Увидев такое, Нинка, и в преклонных годах оставшаяся завистницей, сперва потеряла дар речи, а потом спросила:

– Ну так чего ж, поедешь?

– Ну, а чего еще? – отозвалась Нюра. – Если Ванька приглашает, так как же?

– И полетишь на самолете?

– Полечу, – сказала Нюра. – Ванька говорил, туды на поезде не доедешь. Далеко больно, и – океан.

– Ну да, – согласилась Нинка. – Ну ладно. Только гляди, чтоб тебя там негры не слопали.

– Не слопают! – заверила Нюра. – Я старая, мое мясо не прожуешь.

21

Трудно представить себе, как прошла Нюра через все хлопоты, связанные с заграничной поездкой, но как-то она их все-таки одолела.
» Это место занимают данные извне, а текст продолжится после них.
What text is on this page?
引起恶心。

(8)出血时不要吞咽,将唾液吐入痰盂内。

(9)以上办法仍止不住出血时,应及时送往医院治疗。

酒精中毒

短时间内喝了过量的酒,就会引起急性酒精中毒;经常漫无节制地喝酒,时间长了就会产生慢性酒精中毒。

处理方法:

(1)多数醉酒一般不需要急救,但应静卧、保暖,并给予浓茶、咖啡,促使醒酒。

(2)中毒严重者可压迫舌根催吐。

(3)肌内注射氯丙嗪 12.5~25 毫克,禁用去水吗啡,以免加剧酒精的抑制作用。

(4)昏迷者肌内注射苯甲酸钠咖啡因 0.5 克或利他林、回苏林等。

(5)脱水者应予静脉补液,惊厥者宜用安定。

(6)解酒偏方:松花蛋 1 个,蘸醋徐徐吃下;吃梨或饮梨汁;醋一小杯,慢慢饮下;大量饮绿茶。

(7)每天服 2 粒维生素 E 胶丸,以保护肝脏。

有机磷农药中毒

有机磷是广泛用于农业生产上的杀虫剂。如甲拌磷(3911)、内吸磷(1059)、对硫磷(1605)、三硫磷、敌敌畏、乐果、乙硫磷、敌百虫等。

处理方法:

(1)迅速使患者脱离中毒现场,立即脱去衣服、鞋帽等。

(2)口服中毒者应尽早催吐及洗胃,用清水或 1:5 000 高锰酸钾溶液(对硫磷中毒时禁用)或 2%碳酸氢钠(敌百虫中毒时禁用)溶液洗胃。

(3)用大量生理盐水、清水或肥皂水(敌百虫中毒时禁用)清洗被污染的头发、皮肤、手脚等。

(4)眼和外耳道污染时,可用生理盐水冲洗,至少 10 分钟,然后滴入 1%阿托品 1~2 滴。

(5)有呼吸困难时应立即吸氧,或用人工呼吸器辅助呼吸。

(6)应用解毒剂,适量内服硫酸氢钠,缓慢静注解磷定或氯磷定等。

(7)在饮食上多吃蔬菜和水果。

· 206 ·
В Москву съездила, там жила у внука Люшки Мякишевой Сереги, тот брал с нее три рубля в сутки за раскладушку на кухне. Москва показалась ей городом бескрайним, неприветливым и пугающим. Народу тьма, и все злые, все куда-то бегут-бегут, не могут остановиться.

Полторы недели проканителилась, но получила в ОВИРе паспорт и отстояла очередь в американское посольство. Там с помощью какого-то доброхота, взявшего с нее пятнадцать рублей, заполнила анкету, где согласилась на то, что в случае смерти семь тысяч долларов из ее страховой суммы будут потрачены на перевозку ее трупа обратно в Россию. Потом женщина в очках, с худым и бесстрастным лицом, задавала вопросы, которые все почти пугали Нюру и ставили в тупик:

– Кем вам является приглашающее лицо?

Она сказала: никем не является.

– Если никем не является, зачем он вас приглашает? Вы собираетесь нелегально работать? Выйти фиктивно замуж? Вы состоите в коммунистической партии?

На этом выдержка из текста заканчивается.